Local planning authorities will be scurrying to deal with a rush of applications from developers who are in possession of small scale sites that are subject to existing agreements, entered into before November’s change in government guidance.
In November 2014 the government announced the following circumstances where infrastructure contributions through planning obligations should not be sought from developers due to the disproportionate burden of developer contributions on small scale developments.
- For sites of 10-units or fewer, that have a maximum combined gross floor space of 1000 square metres, affordable housing and tariff style contributions should not be sought;
- Affordable housing and tariff-style contributions should not be sought from any development consisting only of the construction of a residential annex or extension to an existing home;
- In designated rural areas (including National Parks and Areas of Outstanding Natural Beauty), authorities may choose to implement a lower threshold of 5-units or less, beneath which affordable housing and tariff style contributions should not be sought.
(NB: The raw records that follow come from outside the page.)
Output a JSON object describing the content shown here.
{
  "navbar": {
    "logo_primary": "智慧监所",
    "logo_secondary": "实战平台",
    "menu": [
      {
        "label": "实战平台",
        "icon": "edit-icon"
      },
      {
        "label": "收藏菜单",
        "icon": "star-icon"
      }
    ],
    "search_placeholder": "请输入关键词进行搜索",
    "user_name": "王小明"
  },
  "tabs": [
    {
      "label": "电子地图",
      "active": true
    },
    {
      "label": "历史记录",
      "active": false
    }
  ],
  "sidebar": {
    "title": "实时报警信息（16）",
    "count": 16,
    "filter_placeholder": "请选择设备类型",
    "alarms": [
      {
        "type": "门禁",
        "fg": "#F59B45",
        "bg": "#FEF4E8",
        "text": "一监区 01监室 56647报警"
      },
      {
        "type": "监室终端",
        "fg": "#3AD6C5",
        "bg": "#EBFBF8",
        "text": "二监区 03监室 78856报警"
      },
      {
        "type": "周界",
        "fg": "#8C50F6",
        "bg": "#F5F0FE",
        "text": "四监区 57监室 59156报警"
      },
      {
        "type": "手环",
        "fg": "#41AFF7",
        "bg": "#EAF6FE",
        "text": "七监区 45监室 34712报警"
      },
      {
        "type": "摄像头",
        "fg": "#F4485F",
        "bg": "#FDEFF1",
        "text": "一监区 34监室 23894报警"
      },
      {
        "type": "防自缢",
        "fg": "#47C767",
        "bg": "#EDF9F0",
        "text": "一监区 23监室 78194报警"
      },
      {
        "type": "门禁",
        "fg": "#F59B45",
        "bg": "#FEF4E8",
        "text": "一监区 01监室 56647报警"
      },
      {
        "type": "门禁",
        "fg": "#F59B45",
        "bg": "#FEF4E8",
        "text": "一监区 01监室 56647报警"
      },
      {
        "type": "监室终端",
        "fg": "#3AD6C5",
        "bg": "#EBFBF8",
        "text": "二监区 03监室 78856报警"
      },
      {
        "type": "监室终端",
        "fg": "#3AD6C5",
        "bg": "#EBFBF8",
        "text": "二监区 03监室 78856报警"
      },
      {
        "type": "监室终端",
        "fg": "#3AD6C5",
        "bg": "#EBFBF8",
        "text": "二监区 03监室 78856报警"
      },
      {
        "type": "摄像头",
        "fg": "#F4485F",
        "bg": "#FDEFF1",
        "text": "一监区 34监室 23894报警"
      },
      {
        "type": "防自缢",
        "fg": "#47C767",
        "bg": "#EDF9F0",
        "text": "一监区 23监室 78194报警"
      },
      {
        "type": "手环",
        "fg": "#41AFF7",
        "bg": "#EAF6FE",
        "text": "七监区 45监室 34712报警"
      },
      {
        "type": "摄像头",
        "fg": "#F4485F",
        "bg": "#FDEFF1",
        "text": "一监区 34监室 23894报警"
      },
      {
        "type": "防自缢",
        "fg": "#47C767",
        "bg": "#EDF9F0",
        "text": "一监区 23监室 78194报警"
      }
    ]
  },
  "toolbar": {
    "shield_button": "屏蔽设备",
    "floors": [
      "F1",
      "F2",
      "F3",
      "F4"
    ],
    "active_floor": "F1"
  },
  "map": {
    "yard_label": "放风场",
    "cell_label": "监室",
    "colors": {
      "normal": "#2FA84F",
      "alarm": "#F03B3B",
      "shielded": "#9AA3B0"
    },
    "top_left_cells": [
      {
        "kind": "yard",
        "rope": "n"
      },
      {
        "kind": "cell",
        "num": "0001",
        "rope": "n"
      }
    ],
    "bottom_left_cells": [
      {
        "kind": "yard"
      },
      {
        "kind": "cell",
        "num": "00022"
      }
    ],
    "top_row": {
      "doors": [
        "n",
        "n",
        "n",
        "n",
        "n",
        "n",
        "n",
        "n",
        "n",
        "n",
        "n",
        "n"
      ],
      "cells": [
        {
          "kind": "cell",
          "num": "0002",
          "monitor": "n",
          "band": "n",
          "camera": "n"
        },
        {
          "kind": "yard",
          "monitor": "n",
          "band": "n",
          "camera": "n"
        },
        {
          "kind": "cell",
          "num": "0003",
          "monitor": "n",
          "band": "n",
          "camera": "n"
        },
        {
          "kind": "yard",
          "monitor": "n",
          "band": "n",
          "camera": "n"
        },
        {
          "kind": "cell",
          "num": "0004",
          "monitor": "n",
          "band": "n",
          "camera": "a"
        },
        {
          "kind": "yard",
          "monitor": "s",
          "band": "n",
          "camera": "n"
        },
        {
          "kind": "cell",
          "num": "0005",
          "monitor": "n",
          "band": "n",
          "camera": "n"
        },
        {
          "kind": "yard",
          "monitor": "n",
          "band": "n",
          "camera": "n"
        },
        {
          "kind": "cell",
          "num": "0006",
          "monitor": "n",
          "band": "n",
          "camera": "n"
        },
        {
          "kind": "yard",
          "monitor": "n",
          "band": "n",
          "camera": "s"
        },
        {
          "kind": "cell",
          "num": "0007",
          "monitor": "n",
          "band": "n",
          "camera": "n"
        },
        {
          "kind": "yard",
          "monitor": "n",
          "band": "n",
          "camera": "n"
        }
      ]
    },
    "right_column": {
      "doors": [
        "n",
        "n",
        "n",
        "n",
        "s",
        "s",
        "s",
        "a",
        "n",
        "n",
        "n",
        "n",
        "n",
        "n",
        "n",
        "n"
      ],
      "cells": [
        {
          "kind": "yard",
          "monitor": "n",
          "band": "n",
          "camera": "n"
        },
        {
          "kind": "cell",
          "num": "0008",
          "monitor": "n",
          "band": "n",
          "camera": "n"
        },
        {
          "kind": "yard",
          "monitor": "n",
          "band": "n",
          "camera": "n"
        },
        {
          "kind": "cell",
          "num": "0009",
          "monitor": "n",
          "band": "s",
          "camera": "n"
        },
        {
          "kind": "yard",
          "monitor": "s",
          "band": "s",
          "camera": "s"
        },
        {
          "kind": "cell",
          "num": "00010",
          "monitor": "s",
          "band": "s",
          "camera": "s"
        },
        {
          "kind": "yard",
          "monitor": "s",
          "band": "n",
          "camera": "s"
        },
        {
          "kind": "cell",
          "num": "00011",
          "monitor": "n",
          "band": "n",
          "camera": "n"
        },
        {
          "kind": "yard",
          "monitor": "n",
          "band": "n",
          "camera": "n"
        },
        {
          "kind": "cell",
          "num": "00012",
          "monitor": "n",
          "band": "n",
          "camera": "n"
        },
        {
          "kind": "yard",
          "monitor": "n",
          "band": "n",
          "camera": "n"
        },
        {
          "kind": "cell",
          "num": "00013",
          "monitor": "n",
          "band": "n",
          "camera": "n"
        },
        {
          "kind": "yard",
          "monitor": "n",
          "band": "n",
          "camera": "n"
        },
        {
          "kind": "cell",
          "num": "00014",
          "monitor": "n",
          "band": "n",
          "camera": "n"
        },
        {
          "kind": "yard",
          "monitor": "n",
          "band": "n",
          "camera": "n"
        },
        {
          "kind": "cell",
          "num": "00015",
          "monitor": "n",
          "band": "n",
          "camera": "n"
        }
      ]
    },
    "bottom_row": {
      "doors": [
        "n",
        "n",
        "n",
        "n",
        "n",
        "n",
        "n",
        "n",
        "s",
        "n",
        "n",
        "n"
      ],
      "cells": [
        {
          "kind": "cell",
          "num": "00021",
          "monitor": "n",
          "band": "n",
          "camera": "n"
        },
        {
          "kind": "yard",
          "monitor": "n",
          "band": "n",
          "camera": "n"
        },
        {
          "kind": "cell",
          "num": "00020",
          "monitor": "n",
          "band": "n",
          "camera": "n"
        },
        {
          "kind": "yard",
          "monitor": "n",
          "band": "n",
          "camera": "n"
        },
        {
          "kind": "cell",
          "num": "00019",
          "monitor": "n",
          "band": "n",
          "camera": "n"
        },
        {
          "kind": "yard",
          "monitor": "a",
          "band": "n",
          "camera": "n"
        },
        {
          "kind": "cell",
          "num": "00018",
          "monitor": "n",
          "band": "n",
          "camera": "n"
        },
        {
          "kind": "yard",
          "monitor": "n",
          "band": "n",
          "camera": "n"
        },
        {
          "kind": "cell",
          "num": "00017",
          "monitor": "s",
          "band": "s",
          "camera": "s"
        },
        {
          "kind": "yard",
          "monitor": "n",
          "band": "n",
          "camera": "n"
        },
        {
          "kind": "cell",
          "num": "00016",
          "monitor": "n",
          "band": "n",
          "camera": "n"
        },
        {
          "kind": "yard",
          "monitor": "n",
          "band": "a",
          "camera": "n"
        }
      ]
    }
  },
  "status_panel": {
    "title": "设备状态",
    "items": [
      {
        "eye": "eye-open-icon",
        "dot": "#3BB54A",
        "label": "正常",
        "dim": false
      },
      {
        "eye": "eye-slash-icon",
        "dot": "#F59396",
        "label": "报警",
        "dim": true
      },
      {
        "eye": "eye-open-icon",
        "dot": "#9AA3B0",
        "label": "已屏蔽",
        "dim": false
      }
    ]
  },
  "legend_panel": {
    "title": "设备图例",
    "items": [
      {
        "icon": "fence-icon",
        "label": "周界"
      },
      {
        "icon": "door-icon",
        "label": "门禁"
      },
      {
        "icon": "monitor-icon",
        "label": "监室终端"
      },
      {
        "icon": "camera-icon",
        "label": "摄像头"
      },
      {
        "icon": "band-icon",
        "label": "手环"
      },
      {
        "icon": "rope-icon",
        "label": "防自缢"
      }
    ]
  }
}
This will also apply to all residential annexes and extensions. In addition, in a rural area where the lower 5-unit or fewer threshold is applied, affordable housing and tariff style contributions should be sought from developments of between 6 and 10 units in the form of cash payments, which are commuted until after completion of units within the development.
- A financial credit, equivalent to the existing gross floorspace of any vacant buildings brought back into any lawful use or demolished for re-development, should be deducted from the calculation of any affordable housing contributions sought from relevant development schemes. This will not however apply to vacant buildings which have been abandoned.
These changes in national planning policy will not apply to Rural Exception Sites which, subject to the local area demonstrating sufficient need, remain available to support the delivery of affordable homes for local people. However, affordable housing and tariff style contributions should not be sought in relation to residential annexes and extensions.
The downside is that there are many small scale sites with as yet unimplemented planning permissions that are subject to agreements requiring contributions which were entered into before the November 2014 changes. The new guidance does not apply retrospectively. Prospective developers of such sites making enquiries of local planning authorities are being told that obligations entered into before the change are enforceable by local planning authorities provided they were validly required when they were entered into.
However developers of small scale sites who do not wish to comply with their existing obligations have a number of options:
- planning obligations can of course be renegotiated by agreement at any time, where the local planning authority and developer agree to do so;
- where there is no agreement to voluntarily renegotiate, and the planning obligation predates April 2010 or is over 5 years old, an application may be made to the local planning authority to modify or discharge the obligation. Under such an application, the Council will consider whether the obligation still serves “ a useful purpose” or would continue to serve a useful purpose if modified; and
- in addition, Section 106BA (inserted by the Growth and Infrastructure Act 2013) allows applications to be made to modify the affordable housing requirements of any Section 106 agreement regardless of when it was signed. This review must be based on economic viability and cannot take into account other aspects of the planning consent. It addresses affordable housing requirements only.
If all else fails developers can apply for planning permission for the same development setting out the case for non-payment, to be considered against current guidance.